In the SINGLE trial, 414 participants received dolutegravir + abacavir/lamivudine once daily and 419 participants received efavirenz/emtricitabine/tenofovir once daily. dolutegravir + abacavir/lamivudine compared to efavirenz/emtricitabine/tenofovir showed a reduction in viral load of HIV-1 RNA <50 copies/mL in 80% of participants compared to 72% of participants, respectively. Furthermore, in participants with baseline plasma viral load of <100,000 and >100,000 copies/mL, dolutegravir + abacavir/lamivudine compared to efavirenz/emtricitabine/tenofovir showed a reduction to <50 copies/mL in 85% and 71% compared to 73% and 72%, respectively.

=== Post-marketing experience ===
In addition to the adverse reactions reported in clinical trials, the following adverse reactions have been reported voluntarily from a population of unknown size.

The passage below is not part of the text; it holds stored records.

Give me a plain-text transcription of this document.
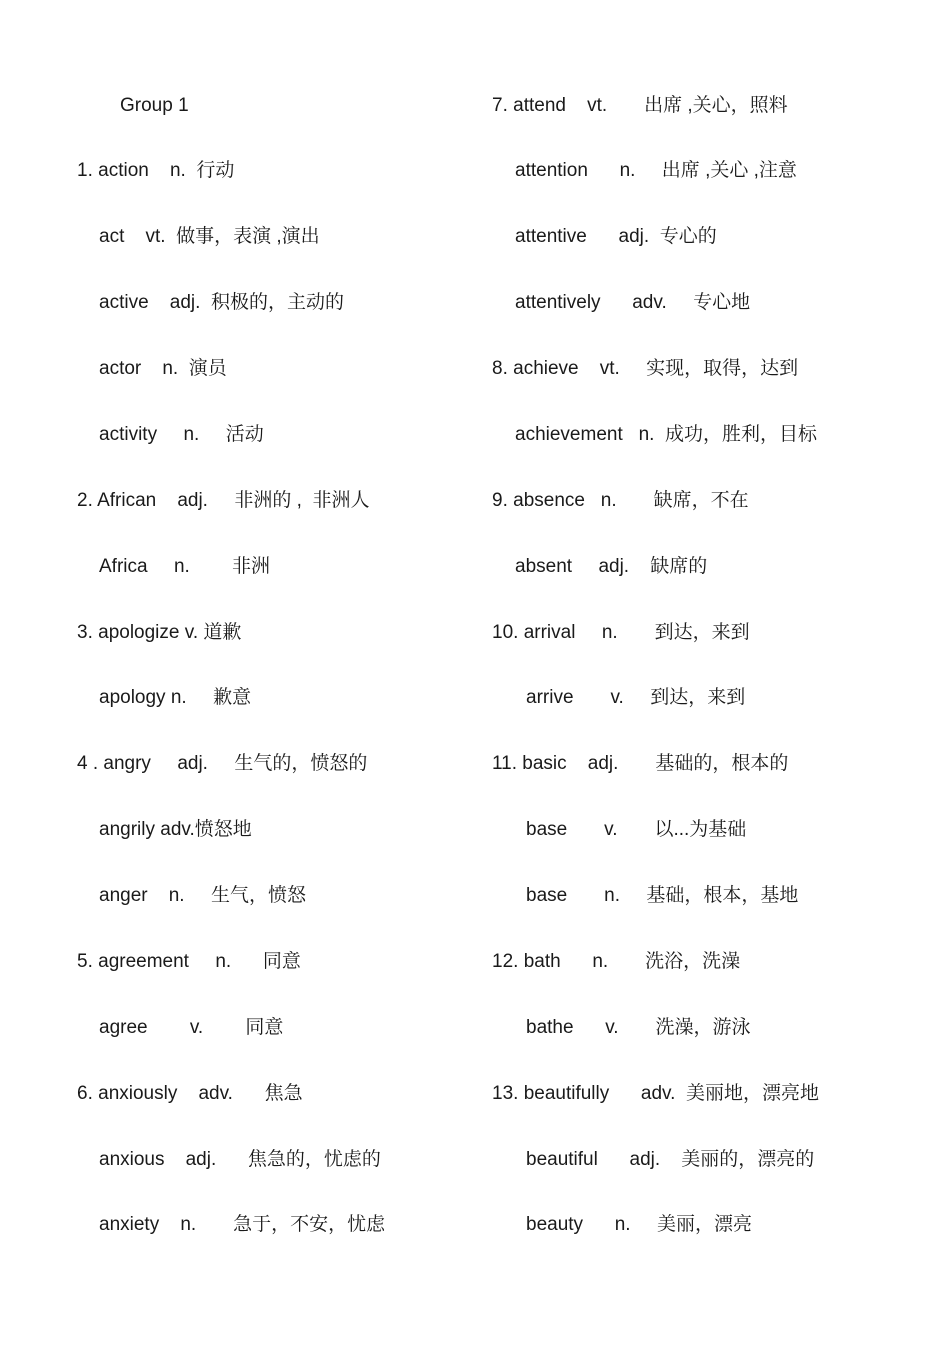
Group 1
1. action    n.  行动
act    vt.  做事，表演 ,演出
active    adj.  积极的，主动的
actor    n.  演员
activity     n.     活动
2. African    adj.     非洲的 ,  非洲人
Africa     n.        非洲
3. apologize v. 道歉
apology n.     歉意
4 . angry     adj.     生气的，愤怒的
angrily adv.愤怒地
anger    n.     生气，愤怒
5. agreement     n.      同意
agree        v.        同意
6. anxiously    adv.      焦急
anxious    adj.      焦急的，忧虑的
anxiety    n.       急于，不安，忧虑
7. attend    vt.       出席 ,关心，照料
attention      n.     出席 ,关心 ,注意
attentive      adj.  专心的
attentively      adv.     专心地
8. achieve    vt.     实现，取得，达到
achievement   n.  成功，胜利，目标
9. absence   n.       缺席，不在
absent     adj.    缺席的
10. arrival     n.       到达，来到
arrive       v.     到达，来到
11. basic    adj.       基础的，根本的
base       v.       以...为基础
base       n.     基础，根本，基地
12. bath      n.       洗浴，洗澡
bathe      v.       洗澡，游泳
13. beautifully      adv.  美丽地，漂亮地
beautiful      adj.    美丽的，漂亮的
beauty      n.     美丽，漂亮
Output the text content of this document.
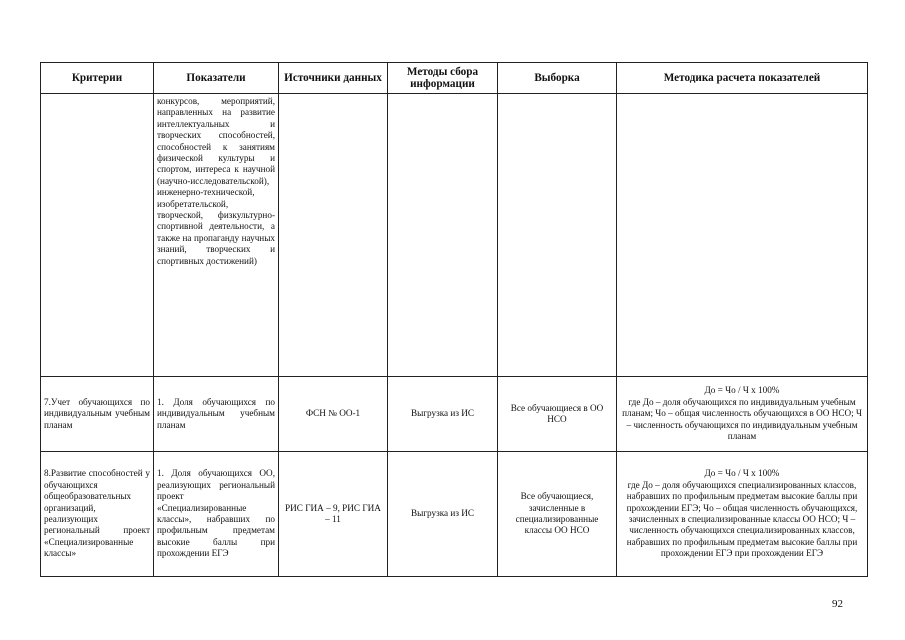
Критерии	Показатели	Источники данных	Методы сбора информации	Выборка	Методика расчета показателей
	конкурсов, мероприятий, направленных на развитие интеллектуальных и творческих способностей, способностей к занятиям физической культуры и спортом, интереса к научной (научно-исследовательской), инженерно-технической, изобретательской, творческой, физкультурно-спортивной деятельности, а также на пропаганду научных знаний, творческих и спортивных достижений)				
7.Учет обучающихся по индивидуальным учебным планам	1. Доля обучающихся по индивидуальным учебным планам	ФСН № ОО-1	Выгрузка из ИС	Все обучающиеся в ОО НСО	До = Чо / Ч х 100%
где До – доля обучающихся по индивидуальным учебным планам; Чо – общая численность обучающихся в ОО НСО; Ч – численность обучающихся по индивидуальным учебным планам

8.Развитие способностей у обучающихся общеобразовательных организаций, реализующих региональный проект «Специализированные классы»	1. Доля обучающихся ОО, реализующих региональный проект «Специализированные классы», набравших по профильным предметам высокие баллы при прохождении ЕГЭ	РИС ГИА – 9, РИС ГИА – 11	Выгрузка из ИС	Все обучающиеся, зачисленные в специализированные классы ОО НСО	До = Чо / Ч х 100%
где До – доля обучающихся специализированных классов, набравших по профильным предметам высокие баллы при прохождении ЕГЭ; Чо – общая численность обучающихся, зачисленных в специализированные классы ОО НСО; Ч – численность обучающихся специализированных классов, набравших по профильным предметам высокие баллы при прохождении ЕГЭ при прохождении ЕГЭ
92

As such, it is not always possible to estimate frequency or establish a causal relationship to drug exposure.

Abacavir and/or Lamivudine
- Digestive System: stomatitis
- Gastrointentional: pancreatitis
- General: weakness
- Blood and Lymphatic Systems: aplastic anemia, anemia, enlarged lymph nodes, enlarged spleen
- Hypersensitivity: sensitization reactions (including anaphylaxis), urticaria
- Metabolism and Nutrition Disorders: hyperprolactinemia
- Musculoskeletal System: muscle weakness, CPK elevation, rhabdomyolysis
- Nervous System: paresthesia, peripheral neuropathy, seizures
- Respiratory System: abnormal breath sounds/wheezing
- Skin: hair loss, erythema multiforme. Suspected Stevens–Johnson syndrome (SJS) and toxic epidermal necrolysis (TEN) have been reported in participants receiving abacavir primarily in combination with medications that are known to be associated with SJS and TEN, respectively.

=== Amyotrophic lateral sclerosis ===
The safety and tolerability of Triumeq was evaluated for amyotrophic lateral sclerosis (ALS) patients as part of the Lighthouse trial, an open-label, phase 2a study, conducted in Australia beginning in late 2016 over 24 weeks. The study premise was human endogenous retroviruses, specifically human endogenous retrovirus K (HERV-K) may be a trigger or cause of ALS. Research has linked HERV-K to ALS based on increased nonspecific reverse transcriptase activity in the cerebrospinal fluid and blood of ALS patients, as well as HERV-K being found in the motor neurons of ALS patients. Triumeq was chosen as all three component drugs have good penetration of the central nervous system, particularly dolutegravir, which has high clearance rates for CNS HIV. The study found a significant decrease in HERV-K DNA in serum among study participants and showed a decrease in the slope of clinical progression based on the Amyotrophic Lateral Sclerosis Functional Rating Scale-Revised (ALSFRS-R) of roughly 30%.